201001721/1/H1.
Datum uitspraak: 3 november 2010
AFDELING
BESTUURSRECHTSPRAAK
Uitspraak op de hoger beroepen van:
1. de vereniging "Vereniging tot behoud van landelijk Oele", [appellant sub 1A] en [appellant sub 1B] (hierna: de vereniging en anderen), gevestigd onderscheidenlijk wonend te Hengelo,
2. [appellant sub 2], wonend te [woonplaats],
3. het college van burgemeester en wethouders van Hengelo,
appellanten,
tegen de uitspraak van de rechtbank Almelo van 20 januari 2010 in zaak nr. 09/648 in het geding tussen:
de vereniging en anderen en [appellant sub 1B]
Bij besluit van 19 februari 2009 heeft het college het verzoek van de vereniging en anderen om handhavend op te treden tegen de bouwwerkzaamheden op het perceel [locatie] te [plaats], afgewezen.
Bij besluit van 12 mei 2009 heeft het college het door de vereniging en anderen daartegen gemaakte bezwaar ongegrond verklaard.

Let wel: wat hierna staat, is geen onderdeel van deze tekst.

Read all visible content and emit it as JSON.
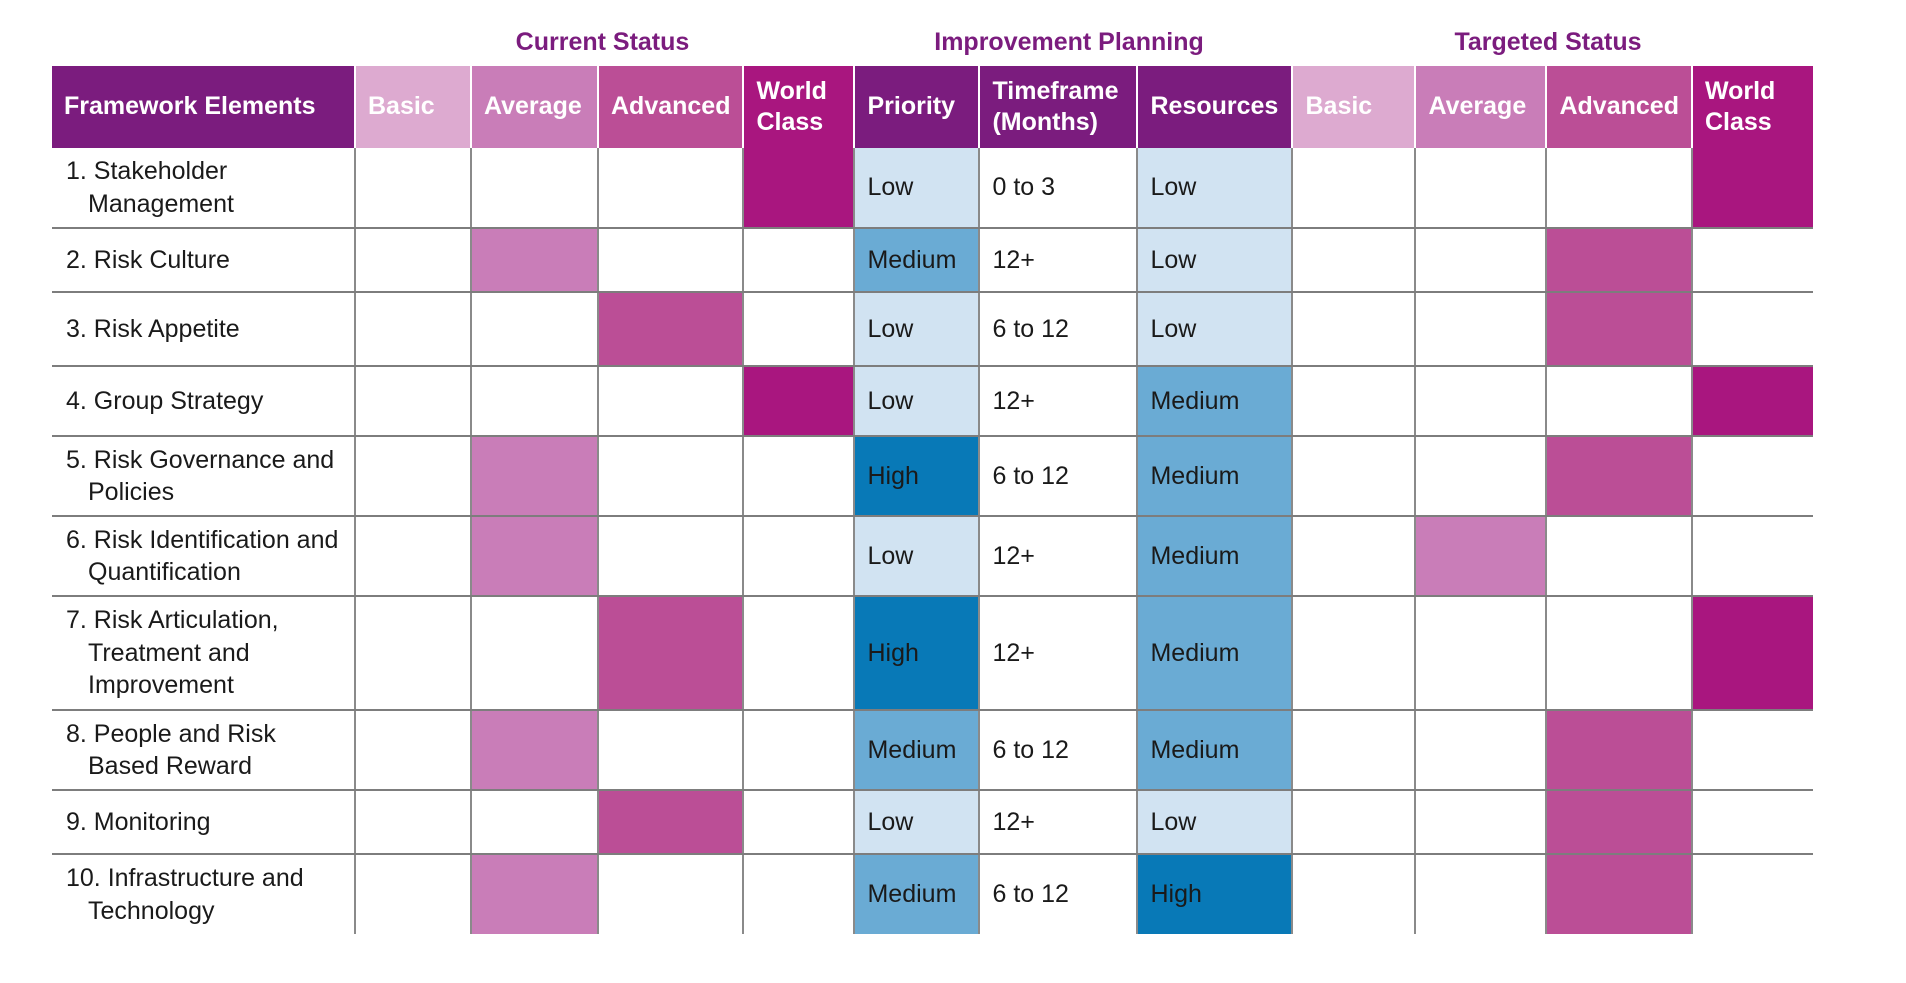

Bij uitspraak van 20 januari 2010, verzonden op dezelfde dag, heeft de rechtbank, voor zover thans van belang, het door de vereniging en anderen daartegen ingestelde beroep gegrond verklaard, het besluit van 12 mei 2009 vernietigd, het college opgedragen een nieuw besluit op het bezwaar van de vereniging en anderen te nemen en bepaald dat de bij uitspraak van 24 juli 2009 getroffen voorziening voortduurt tot en met zes weken na verzending van deze uitspraak. Deze uitspraak is aangehecht.

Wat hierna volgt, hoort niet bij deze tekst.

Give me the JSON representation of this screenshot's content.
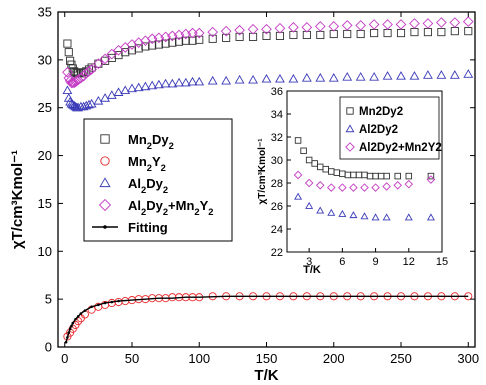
{
  "chart_data": [
    {
      "type": "scatter",
      "xlabel": "T/K",
      "ylabel": "χT/cm³Kmol⁻¹",
      "xlim": [
        -5,
        305
      ],
      "ylim": [
        0,
        35
      ],
      "xticks": [
        0,
        50,
        100,
        150,
        200,
        250,
        300
      ],
      "yticks": [
        0,
        5,
        10,
        15,
        20,
        25,
        30,
        35
      ],
      "legend_position": "middle-left",
      "series": [
        {
          "name": "Mn2Dy2",
          "marker": "square",
          "color": "#333333",
          "x": [
            2,
            3,
            4,
            5,
            6,
            7,
            8,
            9,
            10,
            12,
            14,
            16,
            18,
            20,
            25,
            30,
            35,
            40,
            45,
            50,
            55,
            60,
            65,
            70,
            75,
            80,
            85,
            90,
            95,
            100,
            110,
            120,
            130,
            140,
            150,
            160,
            170,
            180,
            190,
            200,
            210,
            220,
            230,
            240,
            250,
            260,
            270,
            280,
            290,
            300
          ],
          "y": [
            31.7,
            30.8,
            29.9,
            29.5,
            29.1,
            28.8,
            28.7,
            28.6,
            28.6,
            28.6,
            28.7,
            28.8,
            29.0,
            29.2,
            29.6,
            29.9,
            30.2,
            30.5,
            30.8,
            31.0,
            31.2,
            31.4,
            31.5,
            31.6,
            31.7,
            31.8,
            31.9,
            32.0,
            32.0,
            32.1,
            32.2,
            32.3,
            32.4,
            32.4,
            32.5,
            32.5,
            32.6,
            32.6,
            32.6,
            32.7,
            32.7,
            32.7,
            32.8,
            32.8,
            32.8,
            32.9,
            32.9,
            32.9,
            33.0,
            33.0
          ]
        },
        {
          "name": "Mn2Y2",
          "marker": "circle",
          "color": "#e8282b",
          "x": [
            2,
            4,
            6,
            8,
            10,
            12,
            15,
            20,
            25,
            30,
            35,
            40,
            45,
            50,
            55,
            60,
            65,
            70,
            75,
            80,
            85,
            90,
            95,
            100,
            110,
            120,
            130,
            140,
            150,
            160,
            170,
            180,
            190,
            200,
            210,
            220,
            230,
            240,
            250,
            260,
            270,
            280,
            290,
            300
          ],
          "y": [
            1.1,
            1.5,
            1.9,
            2.3,
            2.7,
            3.0,
            3.4,
            3.9,
            4.2,
            4.4,
            4.6,
            4.7,
            4.8,
            4.9,
            5.0,
            5.0,
            5.1,
            5.1,
            5.1,
            5.2,
            5.2,
            5.2,
            5.2,
            5.2,
            5.3,
            5.3,
            5.3,
            5.3,
            5.3,
            5.3,
            5.3,
            5.3,
            5.3,
            5.3,
            5.3,
            5.3,
            5.3,
            5.3,
            5.3,
            5.3,
            5.3,
            5.3,
            5.3,
            5.3
          ]
        },
        {
          "name": "Al2Dy2",
          "marker": "triangle",
          "color": "#3a3ab8",
          "x": [
            2,
            3,
            4,
            5,
            6,
            7,
            8,
            9,
            10,
            12,
            14,
            16,
            18,
            20,
            25,
            30,
            35,
            40,
            45,
            50,
            55,
            60,
            65,
            70,
            75,
            80,
            85,
            90,
            95,
            100,
            110,
            120,
            130,
            140,
            150,
            160,
            170,
            180,
            190,
            200,
            210,
            220,
            230,
            240,
            250,
            260,
            270,
            280,
            290,
            300
          ],
          "y": [
            26.8,
            26.0,
            25.6,
            25.4,
            25.3,
            25.2,
            25.1,
            25.0,
            25.0,
            25.1,
            25.1,
            25.2,
            25.3,
            25.4,
            25.7,
            26.0,
            26.3,
            26.6,
            26.8,
            27.0,
            27.1,
            27.2,
            27.3,
            27.4,
            27.5,
            27.5,
            27.6,
            27.6,
            27.7,
            27.7,
            27.8,
            27.8,
            27.9,
            27.9,
            28.0,
            28.0,
            28.0,
            28.1,
            28.1,
            28.1,
            28.2,
            28.2,
            28.2,
            28.3,
            28.3,
            28.3,
            28.4,
            28.4,
            28.4,
            28.5
          ]
        },
        {
          "name": "Al2Dy2+Mn2Y2",
          "marker": "diamond",
          "color": "#c43ac4",
          "x": [
            2,
            3,
            4,
            5,
            6,
            7,
            8,
            9,
            10,
            12,
            14,
            16,
            18,
            20,
            25,
            30,
            35,
            40,
            45,
            50,
            55,
            60,
            65,
            70,
            75,
            80,
            85,
            90,
            95,
            100,
            110,
            120,
            130,
            140,
            150,
            160,
            170,
            180,
            190,
            200,
            210,
            220,
            230,
            240,
            250,
            260,
            270,
            280,
            290,
            300
          ],
          "y": [
            28.7,
            28.1,
            27.8,
            27.6,
            27.6,
            27.6,
            27.7,
            27.8,
            27.9,
            28.1,
            28.3,
            28.6,
            28.8,
            29.0,
            29.6,
            30.1,
            30.6,
            31.0,
            31.3,
            31.6,
            31.8,
            32.0,
            32.2,
            32.3,
            32.4,
            32.5,
            32.6,
            32.7,
            32.8,
            32.8,
            32.9,
            33.0,
            33.1,
            33.2,
            33.2,
            33.3,
            33.4,
            33.4,
            33.5,
            33.5,
            33.6,
            33.6,
            33.7,
            33.7,
            33.7,
            33.8,
            33.8,
            33.9,
            33.9,
            34.0
          ]
        },
        {
          "name": "Fitting",
          "marker": "line",
          "color": "#000000",
          "x": [
            1,
            2,
            3,
            4,
            5,
            6,
            8,
            10,
            12,
            15,
            20,
            25,
            30,
            35,
            40,
            50,
            60,
            70,
            80,
            90,
            100,
            120,
            150,
            200,
            250,
            300
          ],
          "y": [
            0.5,
            1.0,
            1.5,
            1.9,
            2.2,
            2.5,
            2.9,
            3.2,
            3.5,
            3.8,
            4.2,
            4.4,
            4.6,
            4.7,
            4.8,
            4.9,
            5.0,
            5.1,
            5.1,
            5.2,
            5.2,
            5.3,
            5.3,
            5.3,
            5.3,
            5.3
          ]
        }
      ],
      "legend": [
        {
          "key": "Mn2Dy2",
          "sub": [
            "Mn",
            "2",
            "Dy",
            "2"
          ]
        },
        {
          "key": "Mn2Y2",
          "sub": [
            "Mn",
            "2",
            "Y",
            "2"
          ]
        },
        {
          "key": "Al2Dy2",
          "sub": [
            "Al",
            "2",
            "Dy",
            "2"
          ]
        },
        {
          "key": "Al2Dy2+Mn2Y2",
          "sub": [
            "Al",
            "2",
            "Dy",
            "2",
            "+Mn",
            "2",
            "Y",
            "2"
          ]
        },
        {
          "key": "Fitting",
          "sub": [
            "Fitting"
          ]
        }
      ]
    },
    {
      "type": "scatter",
      "xlabel": "T/K",
      "ylabel": "χT/cm³Kmol⁻¹",
      "xlim": [
        1,
        15
      ],
      "ylim": [
        22,
        36
      ],
      "xticks": [
        3,
        6,
        9,
        12,
        15
      ],
      "yticks": [
        22,
        24,
        26,
        28,
        30,
        32,
        34,
        36
      ],
      "legend_position": "top-right",
      "series": [
        {
          "name": "Mn2Dy2",
          "marker": "square",
          "color": "#333333",
          "x": [
            2,
            2.5,
            3,
            3.5,
            4,
            4.5,
            5,
            5.5,
            6,
            6.5,
            7,
            7.5,
            8,
            8.5,
            9,
            9.5,
            10,
            11,
            12,
            14
          ],
          "y": [
            31.7,
            30.8,
            30.0,
            29.7,
            29.4,
            29.2,
            29.0,
            28.9,
            28.8,
            28.7,
            28.7,
            28.7,
            28.7,
            28.6,
            28.6,
            28.6,
            28.6,
            28.6,
            28.6,
            28.6
          ]
        },
        {
          "name": "Al2Dy2",
          "marker": "triangle",
          "color": "#3a3ab8",
          "x": [
            2,
            3,
            4,
            5,
            6,
            7,
            8,
            9,
            10,
            12,
            14
          ],
          "y": [
            26.8,
            26.0,
            25.6,
            25.4,
            25.3,
            25.2,
            25.1,
            25.0,
            25.0,
            25.0,
            25.0
          ]
        },
        {
          "name": "Al2Dy2+Mn2Y2",
          "marker": "diamond",
          "color": "#c43ac4",
          "x": [
            2,
            3,
            4,
            5,
            6,
            7,
            8,
            9,
            10,
            11,
            12,
            14
          ],
          "y": [
            28.7,
            28.0,
            27.8,
            27.6,
            27.6,
            27.6,
            27.6,
            27.6,
            27.7,
            27.8,
            27.9,
            28.3
          ]
        }
      ],
      "legend": [
        {
          "key": "Mn2Dy2",
          "sub": [
            "Mn",
            "2",
            "Dy",
            "2"
          ]
        },
        {
          "key": "Al2Dy2",
          "sub": [
            "Al",
            "2",
            "Dy",
            "2"
          ]
        },
        {
          "key": "Al2Dy2+Mn2Y2",
          "sub": [
            "Al",
            "2",
            "Dy",
            "2",
            "+Mn",
            "2",
            "Y",
            "2"
          ]
        }
      ]
    }
  ]
}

Tegen deze uitspraak hebben de vereniging en anderen bij brief, bij de Raad van State ingekomen op 16 februari 2010, [appellant sub 2] bij brief, bij de Raad van State ingekomen op 19 februari 2010, en het college bij brief, bij de Raad van State ingekomen op 25 februari 2010, hoger beroep ingesteld.
[appellant sub 2] en het college hebben nadere stukken ingediend.
De Afdeling heeft de zaak ter zitting behandeld op 27 september 2010, waar de vereniging en anderen, vertegenwoordigd door ing. M.H. Middelkamp, [appellant sub 2], in persoon en bijgestaan door mr. M. Nijkamp, advocaat te Hengelo, en het college, vertegenwoordigd door mr. M.S. van Dijk en B.J.A. Leferink, beiden werkzaam bij de gemeente, zijn verschenen.
Buiten bezwaren van partijen zijn ter zitting nog stukken in het geding gebracht.
2.1. Ingevolge het bestemmingsplan "Buitengebied 2000" is het perceel bestemd voor "Open agrarisch gebied". Op de plankaart is ter plaatse door middel van de aanduiding "(Am)" een bouwperceel voor een middelgroot agrarisch bedrijf aangegeven.
Bij besluiten van 28 juli 1994 en 1 juni 2004 heeft het college bouwvergunningen verleend voor het oprichten van een bedrijfswoning en een stoeterij op het perceel, respectievelijk het veranderen en vergroten van de stoeterij. [appellant sub 2] heeft het perceel op 18 december 2008 in eigendom verworven en de bouwvergunningen zijn overgeschreven op zijn naam. Vervolgens is een aanvang gemaakt met de bouw van de bedrijfswoning. Niet in geschil is dat de woning niet (meer) ten behoeve van een stoeterij, zoals vergund, wordt gebouwd.
2.2. [appellant sub 2] betoogt dat de rechtbank heeft miskend dat de vereniging en anderen geen belanghebbenden zijn bij het besluit van 19 februari 2009. De rechtbank heeft, door te verwijzen naar de uitspraak van de Afdeling van 7 februari 2007 in zaak nr.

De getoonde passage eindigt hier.